I am looking for a book on Topology which isn't solely focused on cramming theorems and proofs down the reader's throat: I have already read a significant chunk of Munkres. What I am looking for now is a textbook which can truly cement intuition behind all the basic concepts of the course. If anybody has any recommendations, I would appreciate it. Thank you! (And Happy Holidays!)
(For further context, I will be taking a graduate-level course on Algebraic Topology during Spring. My background in Topology is confined almost entirely to the readings of Munkres over the past week, alongside a brief discussion relating measurable and topological spaces in Real Analysis.)
To provide an example as to what exactly I'm looking for: Paul Halmos' Naive Set Theory. This textbook served a strong role in motivating and therefore teaching the basics to all things Set Theory.
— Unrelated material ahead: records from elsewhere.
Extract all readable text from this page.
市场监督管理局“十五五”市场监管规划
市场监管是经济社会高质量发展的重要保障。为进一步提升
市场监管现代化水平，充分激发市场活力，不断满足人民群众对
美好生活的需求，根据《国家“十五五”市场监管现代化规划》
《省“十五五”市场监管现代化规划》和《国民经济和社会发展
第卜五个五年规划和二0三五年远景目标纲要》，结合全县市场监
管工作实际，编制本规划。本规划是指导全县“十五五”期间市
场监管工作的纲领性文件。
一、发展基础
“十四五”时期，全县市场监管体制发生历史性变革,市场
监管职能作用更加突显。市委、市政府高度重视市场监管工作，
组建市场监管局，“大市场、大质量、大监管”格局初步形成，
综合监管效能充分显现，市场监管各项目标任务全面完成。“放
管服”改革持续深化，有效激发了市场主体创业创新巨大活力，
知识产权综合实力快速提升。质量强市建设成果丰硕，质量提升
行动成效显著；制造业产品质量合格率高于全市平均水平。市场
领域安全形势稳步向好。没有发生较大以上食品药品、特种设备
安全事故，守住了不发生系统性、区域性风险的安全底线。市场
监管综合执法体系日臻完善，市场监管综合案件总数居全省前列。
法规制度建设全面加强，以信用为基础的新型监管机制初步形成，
Another example: Folland's Real Analysis: Modern Techniques and Their Applications in comparison with Rudin's Real and Complex Analysis. While I do appreciate the brevity and to-the-point nature of Folland, it can be extraordinarily confusing to a first-time learner: The motivation is lacking, and definitions are sometimes left to the reader to assume understood. Rudin's textbook provides a far more motivated approach to the material, using a direct connection between the study of continuous (and later, Riemann integrable) functions to measurable (and later, Lebesgue integrable) functions. The theory suddenly becomes far more intuitive.